そう言って、木こりは自分が切り落とした枝をかき集めました。全部をヴィレムの金貨一枚と交換したのでした。
大晦日の夜でした。ヴィレムは、あれからピーテルを探し回りましたが、見つかりませんでした。
このままでは年も越せない。そう考えたヴィレムは、木こりから買った枝の先に蔓(つる)を巻いて松明を作り、それを一束持って町へ出ることにしました。
町は、夜も更け、駅馬車には一台また一台馬車が停まり、綺麗な女性を連れた男が降り立っていました。その周囲を酔っ払いが歩いて、馬車やヴィレムを嫌な目で見ています。
ヴィレムは馬車の近くの人通りの多い所を選ぶと、松明の束を地面に置き、そこから一本だけを取り出して、大きな声で呼びかけました。
「松明はいらんかえ。明かりにもなるし、暖かいよ」
しかし、通りを行き交う人は、誰一人足を止めようともしません。ヴィレムは苛立ちました。
「松明はいらんかえ。あの伝説のマッチ売りの少女が持っていたのと同じ材質だよ。火を点けると欲しい物が浮かぶだよ」
彼は、大声でがなり立てました。
酔っ払いの一人が、「火を点けて見せろ」とからかいましたが、「うるさい! 買わないなら来るな」と、追い払いました。

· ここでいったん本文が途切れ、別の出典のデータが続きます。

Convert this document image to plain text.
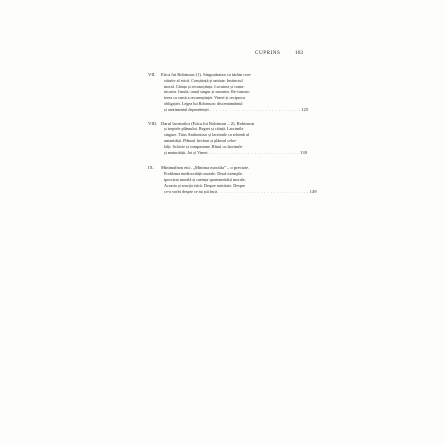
CUPRINS	163
VII. Etica lui Robinson (1). Singurătatea ca tărâm con-
stitutiv al eticii. Conștiință și unitate. Instinctul
moral. Căința și recunoștința. Locuirea și comu-
nicarea. Insula, omul singur și moartea. Re-cunoaș-
terea ca sursă a recunoștinței. Vineri și reciproca
obligației. Legea lui Robinson: discernământul
și sentimentul dependenței . . . . . . . . . . . . . . . . . . . . . . . . . . . . 125
VIII. Darul lacrimilor (Etica lui Robinson – 2). Robinson
și treptele plânsului. Regret și căință. Lacrimile
singure. Titus Andronicus și lacrimile ca schimb al
umanității. Plânsul fiecărui și plânsul celor-
lalți. Sclavie și compasiune. Râsul cu lacrimile
și maturității. Joi și Vineri . . . . . . . . . . . . . . . . . . . . . . . . . . . . 139
IX. Minimalism etic. „Minima moralia” – o precizie.
Problema mediocrității morale. Două exemple:
ipocrizia morală și carența spontaneității morale.
Acrasia și reacția etică. Despre naivitate. Despre
ce-a vorbi despre ce nu știi încă . . . . . . . . . . . . . . . . . . . . . . . . . . . . 149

夜が更けるにつれ、風がびゅうびゅうと吹いてきました。凍えるような寒さです。コートを着ていたヴィレムですが、さすがに震えて歯がカチカチと鳴りだしました。
「木こりめ、儂を騙しおったな。仕方がない。一本火を点けて暖まったら帰るか」
そう決心すると、手に持っていた松明にマッチで火を点けました。
すると、どうでしょう。煌々とした明かりがともり、周囲を暖かく包みました。しかも、ぼわっと火が大きくなったかと思うと、炎の中から一枚の金貨が落ちてくるではありませんか。
「おお、金が出てきたぞ」
道行く人は足を止め、騒ぎ出しました。
「熱い! この金貨、本当に炎から出てきたんだ」
ヴィレムをからかっていた酔っ払いが、落ちた金貨に手を伸ばし、叫びました。
「儂のじゃ! 触るな!」
ヴィレムは、火の点いた松明を振り回して酔っ払いをどかせました。熱い炎で、酔っ払いはそこに居られなくなりました。
「爺さん、売ってくれ!」
「幾らだ? 金貨二枚出すぞ」
周りには人だかりができ、まだ地面にあった松明を持っていこうとする者も出る始末でした。
「今日はもう店じまいじゃ」
ヴィレムは、この松明さえあれば、金貨を大量に得られることに気づき、人々を追い払おうとしました。ヴィレムと観衆の間には険悪な空気が流れました。彼らは殺気立って、
「いいから売れよ!」
と、詰め寄りました。
ヴィレムをこっそり後からつけてきたソフィアが、群衆の中を分けるようにして彼の傍までやって来ました。